McFall-Ngai joined the institution in January, 2022, from the University of Hawai‘i at Mānoa, where she was a professor at the Pacific Biosciences Research Center’s Kewalo Marine Laboratory and the center’s director emerita.

McFall-Ngai is a recognized thought leader regarding the cornerstone role microbiology plays in the life sciences. Her research specializes in beneficial relationships between animals and bacteria, including the establishment and maintenance of symbiosis, the evolution of these interactions, and how they affect the animal’s health.

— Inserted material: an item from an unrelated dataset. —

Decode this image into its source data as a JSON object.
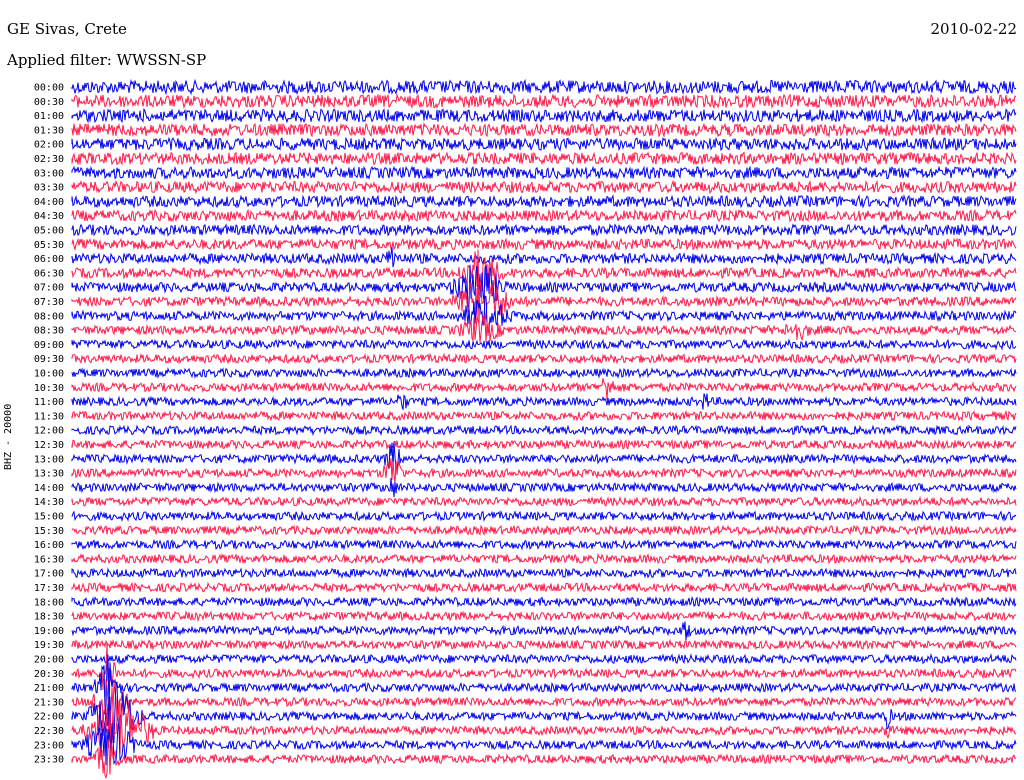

Much of her work has concerned the relationship between the bobtail squid and the luminescent bacterium Vibrio fischeri, which colonizes the nocturnal cephalopod and allows it to camouflage itself by Moon- and starlight to hunt and escape predators. Using this association as a model, she has been able to elucidate many details about how the microbiome shapes various aspects of animal life, including development and longevity.

This expertise aligns with both longstanding and new scientific initiatives spearheaded by Carnegie scientists across disciplines. Additionally, her research philosophy is providing an innovative framework by which Carnegie can position its longstanding experties to define a new research paradigm.

She will also oversee the development and construction of a new state-of-the-art research facility in Pasadena, California, that will be home to the division.

McFall-Ngai was a Guggenheim Fellow in 2010, a Caltech Moore Scholar between 2011 and 2013, and an Andrew D. White Professor-at-Large at Cornell University between 2010 and 2016. She is a member of the National Academy of Sciences, the American Academy of Arts and Sciences, and the American Academy of Microbiology.

She received her undergraduate degree in biology from the University of San Francisco and her Ph.D. in the same from UCLA.

Research Interests

Hawaiian bobtail squid purchased from Shutterstock

Major Questions

  1. With each generation, how does the animal harvest the often rare symbiont from the environment upon birth or hatching?

  2. How do the host and symbiont recognize one another?

  3. How does the bacterial partner influence the developmental program of the host?

  4. How is stability achieved and maintained in the mature association?

  5. What are the principal differences between how an animal interacts with pathogenic bacterial species and beneficial ones?